Research in Motion's announcement on Monday of intentions to lay off 2,000 employees, about 10 percent of its workforce, did nothing to inspire investors that the company can rebound from its current slump.

The company's stock price dropped $1.24, approximately 4.4 percent, after the announcement as most were looking for the Canadian-based company to do more than just cut expenses.

The company also announced the retirement of chief operating officer Don Morrison and that it'd split Morrison's former responsibilities into three separate roles. This move could further enrage investors, especially considering the heat shareholders have put on RIM to dump its current co-CEO management system.

Shareholders and analysts have recently put pressure on the company to ditch at least one of Mike Lazaridis and Jim Balsillie, but the company continues to stand behind its maligned executives.

Layoffs Won't Solve Shrinking Market Share Issue

The layoffs will save the company money, but does nothing to solve the company's lack of revenue stream issue. The company has seen its main line of products, the BlackBerry, continue to lose its market share to Google Android phones and Apple iPhones.

At one point BlackBerry was at the top of the smartphone market, but has continued to fall behind after the rise of touch screen phones. Apple announced recently that it had sold a record amount of iPhones, 20.3 million over three months, while RIM only sold 12.3 million Blackberrys over the March to May period.

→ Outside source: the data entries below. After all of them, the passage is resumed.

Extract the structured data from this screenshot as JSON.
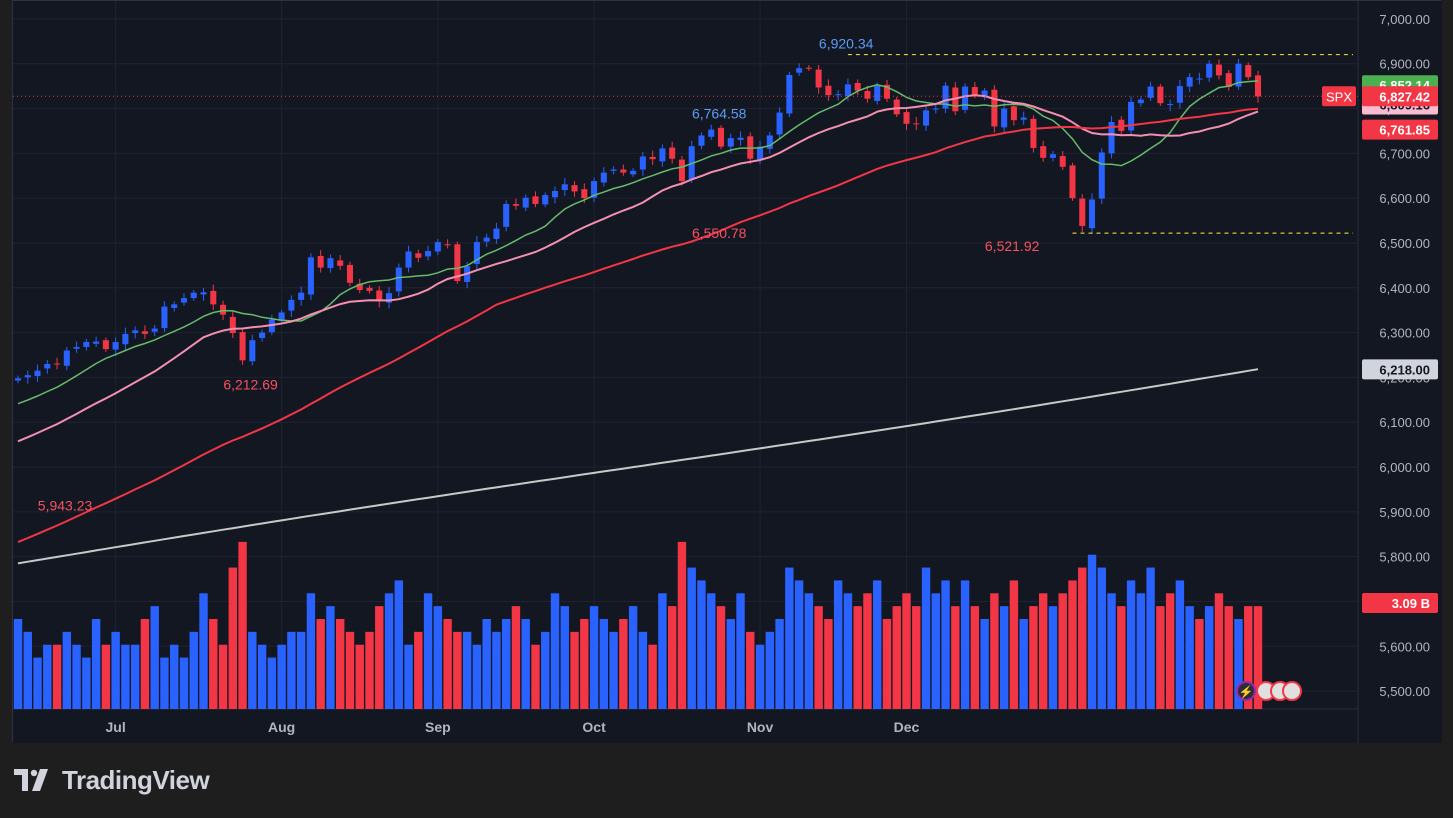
{
  "chart_data": {
    "type": "candlestick",
    "symbol": "SPX",
    "x_ticks": [
      "Jul",
      "Aug",
      "Sep",
      "Oct",
      "Nov",
      "Dec"
    ],
    "y_ticks": [
      "7,000.00",
      "6,900.00",
      "6,800.00",
      "6,700.00",
      "6,600.00",
      "6,500.00",
      "6,400.00",
      "6,300.00",
      "6,200.00",
      "6,100.00",
      "6,000.00",
      "5,900.00",
      "5,800.00",
      "5,700.00",
      "5,600.00",
      "5,500.00"
    ],
    "ylim": [
      5460,
      7040
    ],
    "price_labels": {
      "last": "6,827.42",
      "ma_green": "6,852.14",
      "ma_pink": "6,809.16",
      "ma_red": "6,761.85",
      "ma_white": "6,218.00",
      "volume": "3.09 B"
    },
    "annotations": [
      {
        "text": "6,920.34",
        "value": 6920.34,
        "kind": "high"
      },
      {
        "text": "6,764.58",
        "value": 6764.58,
        "kind": "high"
      },
      {
        "text": "6,550.78",
        "value": 6550.78,
        "kind": "low"
      },
      {
        "text": "6,521.92",
        "value": 6521.92,
        "kind": "low"
      },
      {
        "text": "6,212.69",
        "value": 6212.69,
        "kind": "low"
      },
      {
        "text": "5,943.23",
        "value": 5943.23,
        "kind": "low"
      }
    ],
    "range_lines": [
      6920.34,
      6521.92
    ],
    "closes": [
      6198,
      6205,
      6215,
      6230,
      6229,
      6260,
      6268,
      6279,
      6280,
      6263,
      6279,
      6297,
      6305,
      6297,
      6309,
      6358,
      6363,
      6377,
      6389,
      6390,
      6363,
      6340,
      6299,
      6238,
      6283,
      6300,
      6329,
      6345,
      6373,
      6389,
      6468,
      6445,
      6466,
      6449,
      6411,
      6395,
      6393,
      6370,
      6388,
      6445,
      6481,
      6467,
      6482,
      6502,
      6495,
      6415,
      6448,
      6502,
      6512,
      6532,
      6587,
      6583,
      6601,
      6587,
      6607,
      6616,
      6631,
      6615,
      6600,
      6638,
      6657,
      6664,
      6657,
      6661,
      6693,
      6687,
      6711,
      6688,
      6638,
      6716,
      6740,
      6753,
      6715,
      6734,
      6735,
      6688,
      6715,
      6740,
      6791,
      6875,
      6890,
      6890,
      6847,
      6830,
      6832,
      6854,
      6840,
      6822,
      6851,
      6822,
      6787,
      6766,
      6765,
      6796,
      6800,
      6851,
      6794,
      6849,
      6830,
      6840,
      6760,
      6800,
      6774,
      6780,
      6712,
      6690,
      6698,
      6670,
      6600,
      6538,
      6597,
      6702,
      6770,
      6750,
      6815,
      6820,
      6849,
      6812,
      6810,
      6850,
      6870,
      6867,
      6900,
      6874,
      6848,
      6900,
      6870,
      6827
    ],
    "volume_b": [
      5.2,
      5.1,
      4.9,
      5.0,
      5.0,
      5.1,
      5.0,
      4.9,
      5.2,
      5.0,
      5.1,
      5.0,
      5.0,
      5.2,
      5.3,
      4.9,
      5.0,
      4.9,
      5.1,
      5.4,
      5.2,
      5.0,
      5.6,
      5.8,
      5.1,
      5.0,
      4.9,
      5.0,
      5.1,
      5.1,
      5.4,
      5.2,
      5.3,
      5.2,
      5.1,
      5.0,
      5.1,
      5.3,
      5.4,
      5.5,
      5.0,
      5.1,
      5.4,
      5.3,
      5.2,
      5.1,
      5.1,
      5.0,
      5.2,
      5.1,
      5.2,
      5.3,
      5.2,
      5.0,
      5.1,
      5.4,
      5.3,
      5.1,
      5.2,
      5.3,
      5.2,
      5.1,
      5.2,
      5.3,
      5.1,
      5.0,
      5.4,
      5.3,
      5.8,
      5.6,
      5.5,
      5.4,
      5.3,
      5.2,
      5.4,
      5.1,
      5.0,
      5.1,
      5.2,
      5.6,
      5.5,
      5.4,
      5.3,
      5.2,
      5.5,
      5.4,
      5.3,
      5.4,
      5.5,
      5.2,
      5.3,
      5.4,
      5.3,
      5.6,
      5.4,
      5.5,
      5.3,
      5.5,
      5.3,
      5.2,
      5.4,
      5.3,
      5.5,
      5.2,
      5.3,
      5.4,
      5.3,
      5.4,
      5.5,
      5.6,
      5.7,
      5.6,
      5.4,
      5.3,
      5.5,
      5.4,
      5.6,
      5.3,
      5.4,
      5.5,
      5.3,
      5.2,
      5.3,
      5.4,
      5.3,
      5.2,
      5.3,
      3.09
    ]
  }
}
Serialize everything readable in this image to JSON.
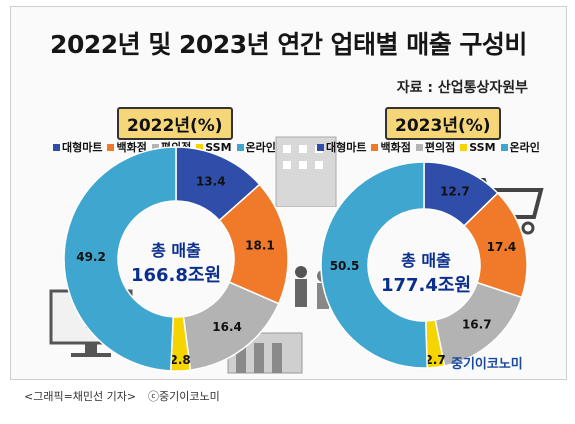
{
  "title": "2022년 및 2023년 연간 업태별 매출 구성비",
  "source": "자료 : 산업통상자원부",
  "caption": "<그래픽=채민선 기자>",
  "copyright": "ⓒ중기이코노미",
  "brand": "중기이코노미",
  "colors": {
    "대형마트": "#2e4eaa",
    "백화점": "#f07a2a",
    "편의점": "#b3b3b3",
    "SSM": "#f5d400",
    "온라인": "#3fa6cf"
  },
  "chart_data": [
    {
      "type": "pie",
      "year_label": "2022년(%)",
      "center_label_1": "총 매출",
      "center_label_2": "166.8조원",
      "legend": [
        "대형마트",
        "백화점",
        "편의점",
        "SSM",
        "온라인"
      ],
      "categories": [
        "대형마트",
        "백화점",
        "편의점",
        "SSM",
        "온라인"
      ],
      "values": [
        13.4,
        18.1,
        16.4,
        2.8,
        49.2
      ],
      "value_labels": [
        "13.4",
        "18.1",
        "16.4",
        "2.8",
        "49.2"
      ]
    },
    {
      "type": "pie",
      "year_label": "2023년(%)",
      "center_label_1": "총 매출",
      "center_label_2": "177.4조원",
      "legend": [
        "대형마트",
        "백화점",
        "편의점",
        "SSM",
        "온라인"
      ],
      "categories": [
        "대형마트",
        "백화점",
        "편의점",
        "SSM",
        "온라인"
      ],
      "values": [
        12.7,
        17.4,
        16.7,
        2.7,
        50.5
      ],
      "value_labels": [
        "12.7",
        "17.4",
        "16.7",
        "2.7",
        "50.5"
      ]
    }
  ]
}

Additionally, the company's attempt at a tablet computer was met with disappointed reactions. Apple's iPad continues to dominate the tablet market, while RIM's PlayBook hasn't made a major impact on the market. The company did just receive government certification for the PlayBook, but the potential sales impact doesn't figure to jumpstart the company.

The company also recently lost one of PlayBook's lead developers, Ryan Bidan, to rival Samsung.

Split Company in Two?

The RIM situation has gotten so bad that one analyst has called for the company to split in two.

RBC Capital analyst Mike Abramsky, who at one point was bullish on the company, thinks that RIM's chance of survival could hinge on whether the company splits in two. Abramsky thinks the company would be well-suited to split its well-regarded data services system from the rest of the company, but other analysts such as Jeffries & Co.'s Peter Misek think that can be accomplished without dividing the company.

The BlackBerry maker has seen its share of recent media criticism, in part due to an anonymous letter that got to the heart of some of RIM's most intimate problems.

The letter, penned by an anonymous high-ranking RIM official, explained a lack of confidence in where the company currently stood and detailed eight steps to potentially get the company back on track. Based on Monday's announcement, it appears RIM has largely ignored the well-thought out anonymous suggestions.

QNX or Bust?

The company has placed a lot of hope on its new QNX operating system, but has continued to see delays in releasing a QNX-backed phone into the market.

Misek and other analysts think that the QNX technology can help get the company back on the right path, but time could be running out. The longer the company waits to release the handsets, the more Android phones and iPhones will populate the market.

The buzz surrounding an iPhone 5 is already intense, while no one besides RIM shareholders seems to really be talking about its new QNX phones.

RIM seems to have slid into irrelevancy and might be too late to reverse the trend. Its hopes could reside squarely on the success of its new handsets and hope that some positive momentum can carry the company in other areas.

But one thing is for certain-dumping 2,000 employees isn't going to give the company any of the positive momentum it desperately craves.

Yet again RIM is in negative media spotlight and one of these days the company will not be able to withstand the bad press.

Unfortunately for RIM, that day could be right around the corner.